Biologist Karin Heiman, of Asheville, examines different species of flora while out in the field.

Who: Karin Heiman, 49

Residence: Asheville.

Family in WNC: Daughter Jasmine, 7.

Occupation: Consulting biologist. This entails environmental assessments, botanical surveys, conservation easement work such as documentation, monitoring and stewardship of conservation properties, wetland delineation, forestry, land-use planning, rare species search and survey, teaching short courses and lichen studies.
Education: Bachelor’s degree in environmental studies with botany concentration and minor in biology, Warren Wilson College.

Job description: “Every day is different,” Heiman said. “Work has included sitting on top of mountains, getting dropped off on islands I’ve never seen, wading through crocodile waters in the dark with only a small flashlight, working in the desert (looking for lichens for anti-cancer research), crawling through mud in swamps with their vibrant, lush growth, being stranded on foreign islands and jungles, identifying old-growth forests for protection and speaking on ‘Good Morning America.’

“It has also included being struck by lightning while hiking alone for a week near Rough Butt Bald. I went through the experience of dying and coming back, then had to hobble off the mountain.

“I’ve also been charged by a bear, stepped over poisonous snakes, etc. My work could be anywhere, but around WNC it has been all over Forest Service lands, Blue Ridge Parkway, Cherokee Reservation, private land, DOT roads and many other locations.

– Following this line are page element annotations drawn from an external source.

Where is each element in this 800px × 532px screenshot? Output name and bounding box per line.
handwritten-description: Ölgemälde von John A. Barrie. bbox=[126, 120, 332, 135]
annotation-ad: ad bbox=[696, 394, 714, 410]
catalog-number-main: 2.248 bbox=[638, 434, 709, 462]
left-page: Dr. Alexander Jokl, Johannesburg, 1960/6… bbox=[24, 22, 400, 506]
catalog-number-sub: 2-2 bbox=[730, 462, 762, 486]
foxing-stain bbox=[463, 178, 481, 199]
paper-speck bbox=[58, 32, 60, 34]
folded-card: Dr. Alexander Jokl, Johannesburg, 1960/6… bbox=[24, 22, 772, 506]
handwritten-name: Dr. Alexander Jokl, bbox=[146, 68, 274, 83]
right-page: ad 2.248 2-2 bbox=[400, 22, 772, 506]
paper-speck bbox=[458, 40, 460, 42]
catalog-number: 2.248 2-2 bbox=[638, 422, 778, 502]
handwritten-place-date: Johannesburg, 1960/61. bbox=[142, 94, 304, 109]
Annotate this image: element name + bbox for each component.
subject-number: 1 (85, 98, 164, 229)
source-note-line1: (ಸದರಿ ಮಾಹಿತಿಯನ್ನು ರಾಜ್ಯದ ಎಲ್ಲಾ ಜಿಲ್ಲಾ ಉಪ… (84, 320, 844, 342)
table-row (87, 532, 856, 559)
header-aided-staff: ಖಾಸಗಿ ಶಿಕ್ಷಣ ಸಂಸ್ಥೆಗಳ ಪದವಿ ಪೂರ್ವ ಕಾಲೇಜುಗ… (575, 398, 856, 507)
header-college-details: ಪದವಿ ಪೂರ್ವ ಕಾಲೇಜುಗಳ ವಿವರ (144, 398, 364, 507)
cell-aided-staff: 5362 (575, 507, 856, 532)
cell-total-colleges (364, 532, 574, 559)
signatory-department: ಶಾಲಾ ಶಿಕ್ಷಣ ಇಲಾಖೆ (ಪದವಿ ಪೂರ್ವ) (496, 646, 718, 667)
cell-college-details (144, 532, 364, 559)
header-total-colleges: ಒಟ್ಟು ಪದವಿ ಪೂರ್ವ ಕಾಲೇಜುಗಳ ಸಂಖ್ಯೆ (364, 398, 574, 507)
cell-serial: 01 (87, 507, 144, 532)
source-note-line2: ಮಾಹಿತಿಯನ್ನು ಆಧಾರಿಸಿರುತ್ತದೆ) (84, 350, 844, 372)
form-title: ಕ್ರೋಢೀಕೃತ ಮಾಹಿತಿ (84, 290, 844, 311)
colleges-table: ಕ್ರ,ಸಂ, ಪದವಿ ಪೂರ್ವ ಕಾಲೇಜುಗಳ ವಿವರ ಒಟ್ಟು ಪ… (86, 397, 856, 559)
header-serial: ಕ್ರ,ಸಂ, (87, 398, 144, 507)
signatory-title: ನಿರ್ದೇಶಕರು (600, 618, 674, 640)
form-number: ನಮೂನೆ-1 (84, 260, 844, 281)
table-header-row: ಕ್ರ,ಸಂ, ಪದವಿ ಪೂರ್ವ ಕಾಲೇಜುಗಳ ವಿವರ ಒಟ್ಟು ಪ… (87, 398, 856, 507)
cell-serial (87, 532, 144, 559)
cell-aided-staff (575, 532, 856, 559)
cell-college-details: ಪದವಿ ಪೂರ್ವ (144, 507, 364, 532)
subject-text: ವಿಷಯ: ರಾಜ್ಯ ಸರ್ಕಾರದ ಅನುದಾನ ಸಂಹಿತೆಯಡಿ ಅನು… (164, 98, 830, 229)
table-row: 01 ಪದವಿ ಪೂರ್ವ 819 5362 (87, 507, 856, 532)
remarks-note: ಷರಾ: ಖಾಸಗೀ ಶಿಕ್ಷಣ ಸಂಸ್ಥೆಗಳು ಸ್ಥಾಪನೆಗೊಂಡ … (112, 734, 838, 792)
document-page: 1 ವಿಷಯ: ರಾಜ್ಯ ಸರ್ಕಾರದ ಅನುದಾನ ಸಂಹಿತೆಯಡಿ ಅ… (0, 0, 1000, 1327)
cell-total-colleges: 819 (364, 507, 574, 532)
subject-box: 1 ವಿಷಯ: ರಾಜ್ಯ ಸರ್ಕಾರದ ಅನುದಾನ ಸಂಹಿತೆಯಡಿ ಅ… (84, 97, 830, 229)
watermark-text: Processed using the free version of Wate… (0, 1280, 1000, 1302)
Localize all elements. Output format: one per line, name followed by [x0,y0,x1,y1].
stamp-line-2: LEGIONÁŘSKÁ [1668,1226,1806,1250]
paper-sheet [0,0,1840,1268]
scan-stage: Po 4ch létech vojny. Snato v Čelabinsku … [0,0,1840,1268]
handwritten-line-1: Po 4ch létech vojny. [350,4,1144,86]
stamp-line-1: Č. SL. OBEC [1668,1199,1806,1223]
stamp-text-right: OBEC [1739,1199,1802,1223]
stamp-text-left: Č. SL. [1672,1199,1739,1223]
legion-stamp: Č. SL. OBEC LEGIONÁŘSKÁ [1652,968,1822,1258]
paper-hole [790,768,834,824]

Salary range: $14,000 to $30,000.

Favorite part of job: “Just being outdoors; the beautiful views. Hopefully, I’m making at least a small difference. I can see places all over WNC where I have been involved.
“The conservation properties will hopefully be there as close to forever as we can get.
“I used to chair the Technical Advisory Committee for the Regional Air Quality agency in efforts to improve air quality.

“When I fly into the Asheville airport, I know I did the environmental work on the project that makes the runway safer. Having a hand in helping to protect the natural resources of our area is important to me.”

Least favorite parts of job: Lightning, dogs, bees, snakes, briers, poison ivy.

Favorite outdoor spot in WNC: On top of the Craggy Mountains.